When asked about whether Mitsubishi’s win would “further confirm” the allegation, Lei said it was a “misunderstanding” and called it a “rumour”.
He explained that according to the laws, GIT is required to deliver the drafted contract to the highest-score bidder for opinions before the contract is officially granted to it.
“There needs to have a consensus between the two sides before the contract can be signed. During which a lot of discussions and explanations are involved. I believe the public has misunderstood this process,” Lei told reporters.
The model of the Mitsubishi trains is Crystal Mover which is also running in Singapore, South Korea’s Incheon International Airport as well as the Washington Dulles International Airport and the Miami International Airport in the US.
Macau will operate four-cabin trains with a passenger volume of 476, stretching 47 metres long, 2.8 metres wide and 3.9 metres high.
GIT said the LRT phase one will initially aim at transporting 7,800 passengers in each direction per hour, which will soar to 14,100 passengers by 2020.
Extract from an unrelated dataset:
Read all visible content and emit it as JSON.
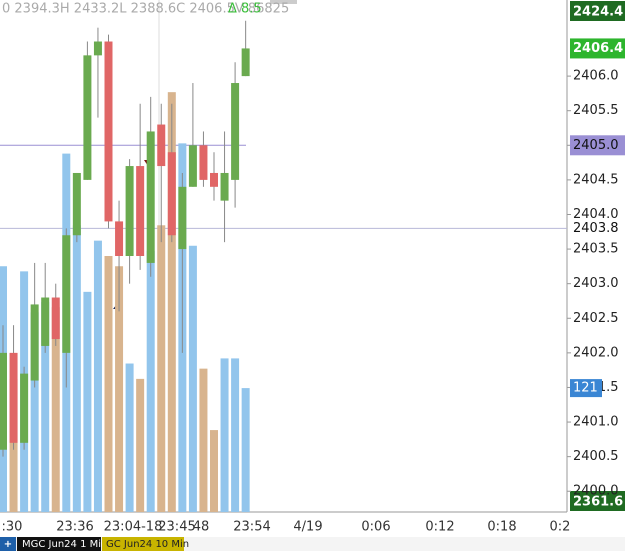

The rail is set to operate 19 hours a day and with three to five minute intervals.
The office also disclosed that the construction of the main body of the Taipa route is expected to kick off first in mid-2011, followed by the rest of the Taipa/Cotai route and lastly the Macau route.
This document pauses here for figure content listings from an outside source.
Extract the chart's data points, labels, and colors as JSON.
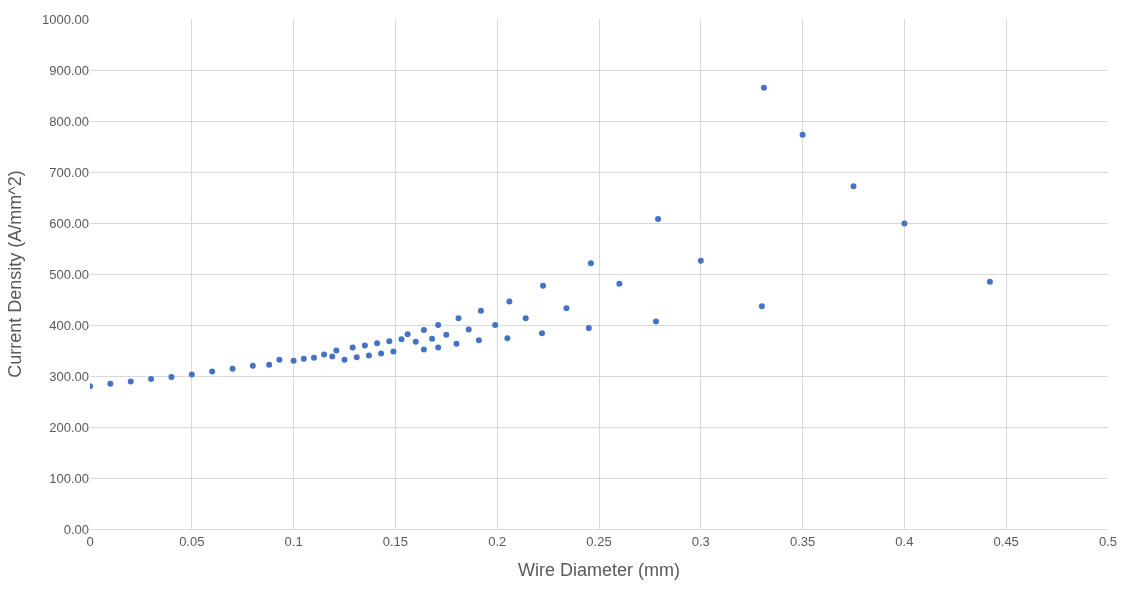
{
  "chart_data": {
    "type": "scatter",
    "xlabel": "Wire Diameter (mm)",
    "ylabel": "Current Density (A/mm^2)",
    "series": [
      {
        "color": "#4472c4",
        "x": [
          0,
          0.01,
          0.02,
          0.03,
          0.04,
          0.05,
          0.06,
          0.07,
          0.08,
          0.088,
          0.093,
          0.1,
          0.105,
          0.11,
          0.115,
          0.119,
          0.121,
          0.125,
          0.129,
          0.131,
          0.135,
          0.137,
          0.141,
          0.143,
          0.147,
          0.149,
          0.153,
          0.156,
          0.16,
          0.164,
          0.164,
          0.168,
          0.171,
          0.171,
          0.175,
          0.18,
          0.181,
          0.186,
          0.191,
          0.192,
          0.199,
          0.205,
          0.206,
          0.214,
          0.222,
          0.2225,
          0.234,
          0.245,
          0.246,
          0.26,
          0.278,
          0.279,
          0.3,
          0.33,
          0.331,
          0.35,
          0.375,
          0.4,
          0.442
        ],
        "values": [
          280,
          285,
          289,
          294,
          298,
          303,
          309,
          314,
          320,
          322,
          332,
          330,
          334,
          336,
          342,
          338,
          350,
          332,
          356,
          337,
          360,
          340,
          364,
          344,
          368,
          348,
          372,
          382,
          367,
          352,
          390,
          373,
          356,
          400,
          381,
          363,
          413,
          391,
          370,
          428,
          400,
          374,
          446,
          413,
          384,
          477,
          433,
          394,
          521,
          481,
          407,
          608,
          526,
          437,
          865,
          773,
          672,
          599,
          485
        ]
      }
    ],
    "xlim": [
      0,
      0.5
    ],
    "xticks": [
      0,
      0.05,
      0.1,
      0.15,
      0.2,
      0.25,
      0.3,
      0.35,
      0.4,
      0.45,
      0.5
    ],
    "ylim": [
      0,
      1000
    ],
    "yticks": [
      {
        "value": 0,
        "label": "0.00"
      },
      {
        "value": 100,
        "label": "100.00"
      },
      {
        "value": 200,
        "label": "200.00"
      },
      {
        "value": 300,
        "label": "300.00"
      },
      {
        "value": 400,
        "label": "400.00"
      },
      {
        "value": 500,
        "label": "500.00"
      },
      {
        "value": 600,
        "label": "600.00"
      },
      {
        "value": 700,
        "label": "700.00"
      },
      {
        "value": 800,
        "label": "800.00"
      },
      {
        "value": 900,
        "label": "900.00"
      },
      {
        "value": 1000,
        "label": "1000.00"
      }
    ],
    "grid": true,
    "marker": "circle"
  }
}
The light rail construction has suffered major delays. In October 2007 Secretary for Transport and Public Works Lau Si On said the construction should start in the second half of 2008 and the system would become operational at the end of 2011.

A ‘mysterious’ complaint


Meanwhile, a news release signed off by the BT CRBC LRT Consortium with a copy of Chinese calligraphy by ex-Chief Executive Edmund Ho Hau Wah congratulating the joint venture for being the lowest-price bidder was faxed to the local media yesterday during the GIT press conference.
When MDT called the China phone number from the release to talk to the “Asia-Pacifc Affairs senior head” listed on the release, a man, named Huang Jin-chuan told the MDT that Mitsubishi did not deserve the contract as it is “very unprofessional” and did not offer the lowest bidding price.
“The Commission Against Corruption must find problems if it investigates into the matter [...] I hope the whole tender could be conducted fairly. We’ll decide whether or not to appeal after discussions,” he said on the phone.
However, managing director of China Road and Bridge Corporation Kan Jun, said he had no idea about the news release and never heard of this “Asia-Pacifc Affairs senior head”.
Kan said the consortium will analyse how the score was assessed before deciding whether or not to appeal the tender results.